El presidente del organismo, Ilan Goldfajn, afirmó que la institución se mantendrá en una fase de «observación y asistencia técnica», enfocando sus esfuerzos en mitigar los efectos de los terremotos del 24 de junio, que dejaron graves daños en varias regiones del país.
Durante una conferencia en la capital uruguaya, Goldfajn detalló que el diálogo con el gobierno venezolano se centrará en el intercambio de datos macroeconómicos y en la evaluación de políticas públicas, pero que cualquier préstamo de gran envergadura queda supeditado a la resolución de la deuda acumulada desde 2018.
«El camino hacia el financiamiento requiere primero saldar cuentas pendientes», enfatizó.
El anuncio se produce apenas semanas después de que el BID aceptara al nuevo representante venezolano, Calixto José Ortega Sánchez, gesto que puso fin a ocho años de ruptura institucional.

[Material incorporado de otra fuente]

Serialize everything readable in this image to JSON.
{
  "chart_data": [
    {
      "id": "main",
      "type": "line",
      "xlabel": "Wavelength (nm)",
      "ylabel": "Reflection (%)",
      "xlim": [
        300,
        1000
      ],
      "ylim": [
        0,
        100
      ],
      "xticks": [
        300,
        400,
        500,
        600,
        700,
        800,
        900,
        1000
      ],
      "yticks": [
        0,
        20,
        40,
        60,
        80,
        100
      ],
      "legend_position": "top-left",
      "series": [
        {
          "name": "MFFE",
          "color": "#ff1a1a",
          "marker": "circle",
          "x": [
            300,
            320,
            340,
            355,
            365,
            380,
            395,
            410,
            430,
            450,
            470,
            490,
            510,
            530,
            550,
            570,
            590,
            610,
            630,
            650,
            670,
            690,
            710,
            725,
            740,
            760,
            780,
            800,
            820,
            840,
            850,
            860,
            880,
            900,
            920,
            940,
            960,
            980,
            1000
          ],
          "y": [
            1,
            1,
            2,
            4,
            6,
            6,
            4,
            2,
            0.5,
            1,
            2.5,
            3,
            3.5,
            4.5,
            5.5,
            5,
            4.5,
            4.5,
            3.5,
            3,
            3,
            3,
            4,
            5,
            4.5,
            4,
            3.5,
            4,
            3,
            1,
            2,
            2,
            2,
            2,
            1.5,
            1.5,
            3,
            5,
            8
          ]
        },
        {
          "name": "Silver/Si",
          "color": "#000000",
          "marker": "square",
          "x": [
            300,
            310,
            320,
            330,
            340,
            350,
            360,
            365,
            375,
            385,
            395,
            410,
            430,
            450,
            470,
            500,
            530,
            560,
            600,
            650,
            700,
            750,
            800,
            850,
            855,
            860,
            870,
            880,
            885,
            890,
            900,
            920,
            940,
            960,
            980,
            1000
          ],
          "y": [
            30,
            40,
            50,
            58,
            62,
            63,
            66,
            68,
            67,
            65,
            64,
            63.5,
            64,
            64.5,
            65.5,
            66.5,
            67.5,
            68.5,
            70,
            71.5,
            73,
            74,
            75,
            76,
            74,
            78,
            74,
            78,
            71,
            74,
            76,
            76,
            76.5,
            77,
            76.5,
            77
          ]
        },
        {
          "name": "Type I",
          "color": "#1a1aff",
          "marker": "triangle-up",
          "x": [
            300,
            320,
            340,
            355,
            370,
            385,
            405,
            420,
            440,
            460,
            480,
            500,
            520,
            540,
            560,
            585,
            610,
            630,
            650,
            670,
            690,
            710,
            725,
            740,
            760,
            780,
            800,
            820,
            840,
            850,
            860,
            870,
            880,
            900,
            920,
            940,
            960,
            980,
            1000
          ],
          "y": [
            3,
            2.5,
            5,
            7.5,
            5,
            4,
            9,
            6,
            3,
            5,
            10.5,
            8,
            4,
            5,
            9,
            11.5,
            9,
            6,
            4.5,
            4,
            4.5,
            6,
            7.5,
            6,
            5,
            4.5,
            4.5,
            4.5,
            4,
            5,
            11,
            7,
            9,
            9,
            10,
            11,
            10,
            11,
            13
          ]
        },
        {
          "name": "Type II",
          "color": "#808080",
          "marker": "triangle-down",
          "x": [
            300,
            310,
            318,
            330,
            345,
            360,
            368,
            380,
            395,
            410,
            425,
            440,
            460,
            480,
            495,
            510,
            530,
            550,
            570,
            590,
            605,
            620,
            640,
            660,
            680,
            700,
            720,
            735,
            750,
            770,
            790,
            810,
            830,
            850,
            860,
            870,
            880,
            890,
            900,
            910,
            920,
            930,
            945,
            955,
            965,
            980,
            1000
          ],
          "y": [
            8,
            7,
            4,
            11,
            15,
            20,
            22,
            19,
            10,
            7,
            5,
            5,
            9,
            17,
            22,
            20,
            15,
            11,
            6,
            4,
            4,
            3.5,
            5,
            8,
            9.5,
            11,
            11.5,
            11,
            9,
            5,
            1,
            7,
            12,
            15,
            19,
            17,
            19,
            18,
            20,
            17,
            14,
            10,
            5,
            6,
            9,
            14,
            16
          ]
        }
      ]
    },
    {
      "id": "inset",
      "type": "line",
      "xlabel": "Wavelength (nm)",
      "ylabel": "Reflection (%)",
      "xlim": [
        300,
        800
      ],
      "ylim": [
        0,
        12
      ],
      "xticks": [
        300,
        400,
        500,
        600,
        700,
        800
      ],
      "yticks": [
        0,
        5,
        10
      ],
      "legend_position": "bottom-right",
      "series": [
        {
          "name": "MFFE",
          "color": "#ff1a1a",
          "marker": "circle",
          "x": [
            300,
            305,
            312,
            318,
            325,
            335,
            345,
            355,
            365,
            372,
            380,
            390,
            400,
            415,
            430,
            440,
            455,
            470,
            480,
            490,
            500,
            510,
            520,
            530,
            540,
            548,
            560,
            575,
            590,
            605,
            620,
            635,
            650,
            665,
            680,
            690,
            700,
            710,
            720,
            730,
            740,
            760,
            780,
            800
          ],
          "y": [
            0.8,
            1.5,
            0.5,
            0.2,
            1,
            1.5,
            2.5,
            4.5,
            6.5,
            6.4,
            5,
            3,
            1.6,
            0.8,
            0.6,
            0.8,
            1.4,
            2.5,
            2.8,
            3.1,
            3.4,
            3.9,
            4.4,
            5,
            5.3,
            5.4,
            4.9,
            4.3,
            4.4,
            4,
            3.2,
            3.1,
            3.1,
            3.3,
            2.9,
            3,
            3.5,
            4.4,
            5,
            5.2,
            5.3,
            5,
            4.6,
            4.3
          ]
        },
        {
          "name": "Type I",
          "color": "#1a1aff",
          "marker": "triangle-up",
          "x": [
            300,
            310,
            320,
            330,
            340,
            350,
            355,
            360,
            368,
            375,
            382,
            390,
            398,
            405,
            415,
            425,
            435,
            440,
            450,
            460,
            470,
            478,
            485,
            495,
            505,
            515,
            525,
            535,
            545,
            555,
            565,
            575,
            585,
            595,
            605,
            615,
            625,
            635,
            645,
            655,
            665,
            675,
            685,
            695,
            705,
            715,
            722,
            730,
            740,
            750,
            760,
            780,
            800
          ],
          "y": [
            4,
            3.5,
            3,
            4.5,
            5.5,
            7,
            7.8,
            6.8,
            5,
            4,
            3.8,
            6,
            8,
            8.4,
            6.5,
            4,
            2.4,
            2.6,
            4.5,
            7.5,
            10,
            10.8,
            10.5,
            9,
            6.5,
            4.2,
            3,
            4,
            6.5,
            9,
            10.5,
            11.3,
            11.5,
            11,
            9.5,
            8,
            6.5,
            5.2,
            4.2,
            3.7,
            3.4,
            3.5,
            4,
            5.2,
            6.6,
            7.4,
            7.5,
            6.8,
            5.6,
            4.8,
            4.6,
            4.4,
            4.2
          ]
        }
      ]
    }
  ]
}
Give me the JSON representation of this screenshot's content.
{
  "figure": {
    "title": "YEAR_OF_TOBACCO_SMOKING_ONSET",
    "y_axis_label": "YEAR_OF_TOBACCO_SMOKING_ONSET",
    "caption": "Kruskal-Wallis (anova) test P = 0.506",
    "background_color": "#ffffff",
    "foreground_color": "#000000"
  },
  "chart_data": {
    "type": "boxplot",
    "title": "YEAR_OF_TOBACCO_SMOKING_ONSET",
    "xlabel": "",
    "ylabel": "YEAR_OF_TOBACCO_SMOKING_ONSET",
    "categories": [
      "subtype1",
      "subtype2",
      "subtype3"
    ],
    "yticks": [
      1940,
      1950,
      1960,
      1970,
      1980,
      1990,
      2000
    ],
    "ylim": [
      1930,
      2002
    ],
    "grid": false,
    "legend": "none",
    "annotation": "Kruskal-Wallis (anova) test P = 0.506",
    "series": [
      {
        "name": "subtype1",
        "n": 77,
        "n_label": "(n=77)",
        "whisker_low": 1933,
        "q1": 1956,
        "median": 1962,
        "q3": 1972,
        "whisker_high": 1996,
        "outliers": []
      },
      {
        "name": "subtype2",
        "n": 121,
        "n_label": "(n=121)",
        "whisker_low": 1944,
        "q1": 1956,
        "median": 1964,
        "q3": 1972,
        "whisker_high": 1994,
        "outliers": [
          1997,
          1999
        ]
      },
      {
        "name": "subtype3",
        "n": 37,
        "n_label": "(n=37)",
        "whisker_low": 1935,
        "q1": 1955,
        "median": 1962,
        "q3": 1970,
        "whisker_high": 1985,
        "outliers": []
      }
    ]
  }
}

Sin embargo, la cautela del banco refleja la complejidad de reactivar un portafolio crediticio que aún incluye proyectos inconclusos, como la hidroeléctrica de Tocoma, cuya obra quedó estancada en el estado Bolívar y que hoy simboliza el largo camino que queda por recorrer.
Una delegación del BID ya visitó Caracas para evaluar in situ las necesidades más urgentes, pero Goldfajn insistió en que la prioridad inmediata es el apoyo humanitario, no los créditos.
Mientras tanto, Venezuela espera señales claras que descongelen las finanzas multilaterales, pero el banco parece dispuesto a tomarse su tiempo.